O que temos a celebrar…

A Lei no. 11.340/2006 foi assinada pelo presidente Luís Inácio Lula da Silva no Palácio do Planalto na presença de Maria da Penha Maia Fernandes, farmacêutica bioquímica formada pela Universidade Federal do Ceará em 1966. Ela foi vítima de dupla tentativa de feminicídio, por parte do seu esposo, em 1983; desde então ficou paraplégica. Na ocasião, em um gesto político, o presidente afirmou: “de agora em diante esta lei será chamada de Lei Maria da Penha (LMP)”. Perpetuada como um símbolo brasileiro da luta contra a violência que afeta as mulheres. Está em vigor desde sua aprovação em 07 de agosto de 2006 e acaba de completar 15 anos.

Fruto de uma longa batalha coletiva das feministas brasileiras, desde os anos 1970, foi configurada na constituição do ‘Consórcio LMP’ ao representar um novo marco político-jurídico contra a violência doméstica e familiar. Retira o fenômeno da invisibilidade, instigando a ideia de que não deve mais ser vista como naturalizada ou tolerada. A sociedade, embora ainda marcada pelo sexismo e racismo estruturais, vem percebendo que o fenômeno da violência contra mulher constitui-se na violação de seus direitos humanos fundamentais, não se tratando apenas de conflitos interpessoais entre membros de um casal. A LMP institui uma mudança de paradigma promovida pela legislação, que mudou os rumos da proteção à mulher em um dos países com maior registro de violência de gênero no mundo.

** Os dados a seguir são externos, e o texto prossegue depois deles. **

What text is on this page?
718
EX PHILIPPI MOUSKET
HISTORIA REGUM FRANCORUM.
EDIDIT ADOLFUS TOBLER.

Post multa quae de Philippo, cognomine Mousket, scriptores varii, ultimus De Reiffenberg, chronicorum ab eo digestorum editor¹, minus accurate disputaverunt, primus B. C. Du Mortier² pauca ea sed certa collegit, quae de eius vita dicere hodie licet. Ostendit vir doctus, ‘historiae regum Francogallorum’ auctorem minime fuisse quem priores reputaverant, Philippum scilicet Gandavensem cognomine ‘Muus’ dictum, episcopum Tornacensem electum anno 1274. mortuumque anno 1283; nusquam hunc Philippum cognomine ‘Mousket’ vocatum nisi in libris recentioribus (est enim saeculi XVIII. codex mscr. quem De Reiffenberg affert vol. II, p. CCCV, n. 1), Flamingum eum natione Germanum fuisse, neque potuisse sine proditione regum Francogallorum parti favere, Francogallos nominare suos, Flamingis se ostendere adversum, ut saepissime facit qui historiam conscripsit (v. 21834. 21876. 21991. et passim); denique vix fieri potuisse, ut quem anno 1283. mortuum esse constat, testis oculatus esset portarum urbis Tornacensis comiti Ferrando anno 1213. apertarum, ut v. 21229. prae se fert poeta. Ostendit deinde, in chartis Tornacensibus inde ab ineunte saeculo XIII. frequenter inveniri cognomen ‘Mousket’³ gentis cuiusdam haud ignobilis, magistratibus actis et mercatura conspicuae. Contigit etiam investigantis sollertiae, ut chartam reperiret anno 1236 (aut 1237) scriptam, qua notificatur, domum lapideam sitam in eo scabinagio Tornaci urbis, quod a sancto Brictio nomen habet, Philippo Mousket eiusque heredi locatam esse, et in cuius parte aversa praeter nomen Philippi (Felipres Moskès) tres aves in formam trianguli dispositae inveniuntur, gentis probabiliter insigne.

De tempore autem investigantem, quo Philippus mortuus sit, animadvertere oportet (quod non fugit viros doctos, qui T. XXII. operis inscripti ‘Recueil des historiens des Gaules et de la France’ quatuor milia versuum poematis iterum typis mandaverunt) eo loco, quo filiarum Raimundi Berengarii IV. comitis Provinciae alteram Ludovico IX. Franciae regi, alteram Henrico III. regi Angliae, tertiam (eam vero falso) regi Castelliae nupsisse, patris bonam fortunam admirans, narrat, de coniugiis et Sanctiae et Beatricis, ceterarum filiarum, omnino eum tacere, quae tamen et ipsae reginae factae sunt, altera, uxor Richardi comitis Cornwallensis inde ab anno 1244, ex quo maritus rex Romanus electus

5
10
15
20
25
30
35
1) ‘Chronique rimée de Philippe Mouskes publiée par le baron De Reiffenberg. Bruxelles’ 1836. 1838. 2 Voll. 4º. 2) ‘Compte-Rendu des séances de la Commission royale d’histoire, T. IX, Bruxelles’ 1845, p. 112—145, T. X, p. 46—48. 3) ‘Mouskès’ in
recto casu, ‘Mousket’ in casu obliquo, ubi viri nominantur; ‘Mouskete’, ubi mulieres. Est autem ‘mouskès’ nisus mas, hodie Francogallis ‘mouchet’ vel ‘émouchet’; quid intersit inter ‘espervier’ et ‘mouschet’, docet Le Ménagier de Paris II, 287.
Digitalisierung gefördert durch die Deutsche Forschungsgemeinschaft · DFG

É inovadora ao incorporar no conceito as dimensões da violência física, sexual, psicológica, patrimonial e moral, como diretos humanos das mulheres, rompendo assim com os padrões da dominação. Foi criada em conformidade com a Constituição Federal de 1988 (art. 226, § 8°) e com o tratado internacional ratificado pelo Estado brasileiro estabelecido pela Convenção de Belém do Pará, 1994. É a lei mais conhecida do Brasil, e seu texto tem sido inspirador à elaboração de leis similares, sobretudo, no contexto da América Latina. E tributária, ao seguir as diretrizes em conformidade com a Declaração sobre a Eliminação da Violência contra as Mulheres, Resolução da Assembleia Geral das Nações Unidas (1993), ao dispor: “A violência contra as mulheres é uma manifestação de relações de poder historicamente desiguais entre homens e mulheres que conduziram à dominação e à discriminação contra as mulheres pelos homens e impedem o seu pleno avanço”.

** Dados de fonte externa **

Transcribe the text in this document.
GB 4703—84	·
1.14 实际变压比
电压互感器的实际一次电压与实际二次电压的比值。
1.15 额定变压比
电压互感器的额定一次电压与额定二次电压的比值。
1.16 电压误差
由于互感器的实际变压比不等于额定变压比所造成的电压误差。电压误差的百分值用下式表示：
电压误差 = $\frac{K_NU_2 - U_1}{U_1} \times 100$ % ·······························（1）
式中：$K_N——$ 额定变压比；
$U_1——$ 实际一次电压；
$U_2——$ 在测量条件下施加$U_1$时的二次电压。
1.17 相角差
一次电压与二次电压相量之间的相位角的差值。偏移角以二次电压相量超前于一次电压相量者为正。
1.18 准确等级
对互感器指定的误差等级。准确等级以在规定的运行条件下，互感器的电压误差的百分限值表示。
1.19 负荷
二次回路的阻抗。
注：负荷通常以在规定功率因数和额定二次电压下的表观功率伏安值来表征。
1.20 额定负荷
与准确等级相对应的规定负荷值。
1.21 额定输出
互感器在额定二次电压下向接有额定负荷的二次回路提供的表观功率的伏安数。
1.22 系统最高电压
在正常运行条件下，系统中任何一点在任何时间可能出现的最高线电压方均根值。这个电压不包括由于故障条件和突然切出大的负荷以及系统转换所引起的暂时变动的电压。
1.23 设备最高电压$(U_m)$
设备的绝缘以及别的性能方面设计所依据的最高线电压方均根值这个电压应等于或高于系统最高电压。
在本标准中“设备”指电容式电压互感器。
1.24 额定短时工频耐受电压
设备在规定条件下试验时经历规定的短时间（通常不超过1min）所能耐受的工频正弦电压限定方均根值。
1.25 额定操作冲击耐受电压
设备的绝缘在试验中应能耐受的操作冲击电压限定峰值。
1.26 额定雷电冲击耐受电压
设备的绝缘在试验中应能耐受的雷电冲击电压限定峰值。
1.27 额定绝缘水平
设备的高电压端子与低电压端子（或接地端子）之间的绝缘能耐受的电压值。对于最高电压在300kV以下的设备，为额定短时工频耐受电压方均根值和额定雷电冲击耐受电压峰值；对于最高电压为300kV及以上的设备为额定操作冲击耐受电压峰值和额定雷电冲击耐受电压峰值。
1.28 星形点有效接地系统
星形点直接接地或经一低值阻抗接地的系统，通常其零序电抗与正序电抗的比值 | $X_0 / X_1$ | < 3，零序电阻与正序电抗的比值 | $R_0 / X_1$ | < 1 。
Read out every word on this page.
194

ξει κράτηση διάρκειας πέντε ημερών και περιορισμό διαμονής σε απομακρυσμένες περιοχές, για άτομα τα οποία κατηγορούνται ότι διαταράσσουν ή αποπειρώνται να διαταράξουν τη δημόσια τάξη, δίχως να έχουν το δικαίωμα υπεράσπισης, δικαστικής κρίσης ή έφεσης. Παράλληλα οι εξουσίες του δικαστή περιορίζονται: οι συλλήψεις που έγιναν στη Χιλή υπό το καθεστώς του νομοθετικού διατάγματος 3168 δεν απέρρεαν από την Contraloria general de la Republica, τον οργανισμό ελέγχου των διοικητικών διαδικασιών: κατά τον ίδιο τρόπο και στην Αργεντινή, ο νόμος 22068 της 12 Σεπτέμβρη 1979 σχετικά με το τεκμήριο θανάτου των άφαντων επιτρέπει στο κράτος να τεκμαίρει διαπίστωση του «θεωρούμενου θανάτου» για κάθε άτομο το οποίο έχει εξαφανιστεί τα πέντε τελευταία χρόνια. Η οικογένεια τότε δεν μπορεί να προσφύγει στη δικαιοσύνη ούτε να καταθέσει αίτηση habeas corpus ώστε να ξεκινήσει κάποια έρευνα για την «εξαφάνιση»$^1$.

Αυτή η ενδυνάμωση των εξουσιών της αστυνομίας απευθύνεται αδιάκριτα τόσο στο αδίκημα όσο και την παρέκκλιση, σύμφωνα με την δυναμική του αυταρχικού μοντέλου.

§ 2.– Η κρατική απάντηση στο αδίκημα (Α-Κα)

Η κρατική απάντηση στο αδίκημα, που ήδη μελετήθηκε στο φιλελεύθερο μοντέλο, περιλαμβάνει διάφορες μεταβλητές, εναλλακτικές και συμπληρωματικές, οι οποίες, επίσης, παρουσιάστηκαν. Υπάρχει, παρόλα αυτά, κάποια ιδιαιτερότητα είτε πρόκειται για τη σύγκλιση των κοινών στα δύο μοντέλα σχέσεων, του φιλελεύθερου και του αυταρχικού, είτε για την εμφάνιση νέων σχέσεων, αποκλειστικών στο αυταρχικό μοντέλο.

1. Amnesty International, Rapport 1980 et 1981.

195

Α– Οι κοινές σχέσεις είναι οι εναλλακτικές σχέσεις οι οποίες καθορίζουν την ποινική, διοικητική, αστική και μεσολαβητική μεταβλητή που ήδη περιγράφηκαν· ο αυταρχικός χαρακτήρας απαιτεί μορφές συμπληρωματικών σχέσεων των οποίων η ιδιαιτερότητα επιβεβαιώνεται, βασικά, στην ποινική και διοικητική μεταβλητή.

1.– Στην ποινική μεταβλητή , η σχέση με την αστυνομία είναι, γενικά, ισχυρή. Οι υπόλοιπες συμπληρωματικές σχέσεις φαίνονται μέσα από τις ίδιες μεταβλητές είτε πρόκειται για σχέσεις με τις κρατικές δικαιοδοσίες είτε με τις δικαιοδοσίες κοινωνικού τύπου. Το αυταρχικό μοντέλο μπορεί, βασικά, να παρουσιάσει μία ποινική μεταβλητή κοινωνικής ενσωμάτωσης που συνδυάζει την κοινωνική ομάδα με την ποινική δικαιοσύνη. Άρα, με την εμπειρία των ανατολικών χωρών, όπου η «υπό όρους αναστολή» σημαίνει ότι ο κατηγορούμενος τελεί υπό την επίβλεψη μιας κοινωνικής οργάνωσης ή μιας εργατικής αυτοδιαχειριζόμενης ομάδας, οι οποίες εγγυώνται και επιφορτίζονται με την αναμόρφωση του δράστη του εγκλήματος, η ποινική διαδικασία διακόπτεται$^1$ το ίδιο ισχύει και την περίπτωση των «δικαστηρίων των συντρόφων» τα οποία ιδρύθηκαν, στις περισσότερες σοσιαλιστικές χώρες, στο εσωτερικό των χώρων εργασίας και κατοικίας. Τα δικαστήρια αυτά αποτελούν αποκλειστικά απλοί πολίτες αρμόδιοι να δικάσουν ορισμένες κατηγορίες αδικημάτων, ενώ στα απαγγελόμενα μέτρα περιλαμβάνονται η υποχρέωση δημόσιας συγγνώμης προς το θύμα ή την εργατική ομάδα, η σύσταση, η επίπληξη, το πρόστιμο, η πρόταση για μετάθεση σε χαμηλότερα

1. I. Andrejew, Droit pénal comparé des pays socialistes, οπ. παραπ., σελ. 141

Ademais, a LMP caracteriza-se por sua gênese democrática, multidisciplinar e pedagógica, embora esteja centrada no normativo penal existente, não deixa de evidenciar o alargamento sobre a compreensão do fenômeno da violência contra as mulheres [e de gênero], para além de se constituir em uma legislação punitiva. É centrada no enfoque da ‘prevenção, enfrentamento e erradicação’ da violência contra as mulheres, além e exigir ações de políticas públicas do Estado. Tal paradigma demandou a criação de uma rede de serviços integrados e de equipamentos públicos para o acolhimento de mulheres em situação de violência.

Ao ser sancionada a lei determinou a criação dos Juizados de Violência Doméstica e Familiar contra a Mulher (JVDFM). Especificou os tipos de violência doméstica: além de agressões físicas e sexuais, entram na lista outras expressividades de ofensas, ameaças, tentativa de controlar o comportamento feminino, como nas mídias sociais, por exemplo. A LMP também inova ao romper com o senso comum, ao destacar, em seu texto, a referência a mulher agredida não como uma ‘vítima’, mas nominando-a – “mulher em situação de violência doméstica e familiar”. Além disso, trata-se de ‘consenso’ para o corpus jurídico que se uma mulher trans ou travesti for agredida, ela pode denunciar e ser amparada pela Lei Maria da Penha. Não há nenhuma restrição em relação a orientação sexual, pois, mulheres lésbicas também podem pedir medidas protetivas contra suas namoradas, esposas ou quando são agredidas por outros membros da família.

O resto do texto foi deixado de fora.